Ok, so am I going to have to watch the movie to find out?
Will they explain it?
Will they show us inside the building or at least reference it in the storyline?
Is it a manufacturing plant?
Will there be product around town?
Is it over shiplap?
Is it just a movie marketing ploy to bring us hangers in?
Well, I have to know so yep Redbox, You just made another $1.25.


----------



## PACman (Oct 24, 2014)

Isn't that D'arch's old shoppe?


----------



## Underdog (Mar 9, 2013)

PACman said:


> Isn't that D'arch's old shoppe?


I don't know about that but here he is with the table set-up that he made so popular:


----------



## chrisn (Jul 15, 2007)

Nice pasting brush


----------



## Underdog (Mar 9, 2013)

chrisn said:


> Nice pasting brush


 That was before the double pasting brush was invented.


----------



## PACman (Oct 24, 2014)

I wonder if he still has those whiskey barrels.
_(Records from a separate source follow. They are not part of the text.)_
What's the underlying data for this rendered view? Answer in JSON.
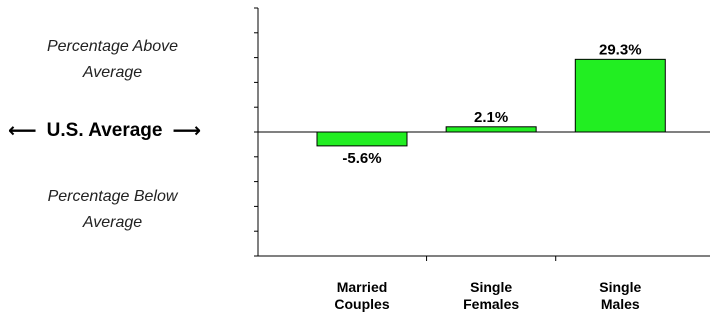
{
  "annotations": {
    "above": "Percentage Above Average",
    "below": "Percentage Below Average",
    "average": "U.S. Average",
    "left_arrow_icon": "arrow-left-icon",
    "right_arrow_icon": "arrow-right-icon"
  },
  "colors": {
    "bar_fill": "#22ee22",
    "bar_stroke": "#000000",
    "axis": "#000000"
  },
  "chart_data": {
    "type": "bar",
    "title": "",
    "xlabel": "",
    "ylabel": "",
    "categories": [
      "Married\nCouples",
      "Single\nFemales",
      "Single\nMales"
    ],
    "category_lines": [
      [
        "Married",
        "Couples"
      ],
      [
        "Single",
        "Females"
      ],
      [
        "Single",
        "Males"
      ]
    ],
    "values": [
      -5.6,
      2.1,
      29.3
    ],
    "data_labels": [
      "-5.6%",
      "2.1%",
      "29.3%"
    ],
    "ylim": [
      -50,
      50
    ],
    "grid": false,
    "legend": "none"
  }
}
I was thinking of trying some aging.


----------



## Underdog (Mar 9, 2013)

PACman said:


> I wonder if he still has those whiskey barrels. I was thinking of trying some aging.


 "Trying"? I heard you were pretty good at it.


----------



## PACman (Oct 24, 2014)

Underdog said:


> "Trying"? I heard you were pretty good at it.


aging my moonshine or myself? Because I actually have become pretty good at aging myself.


----------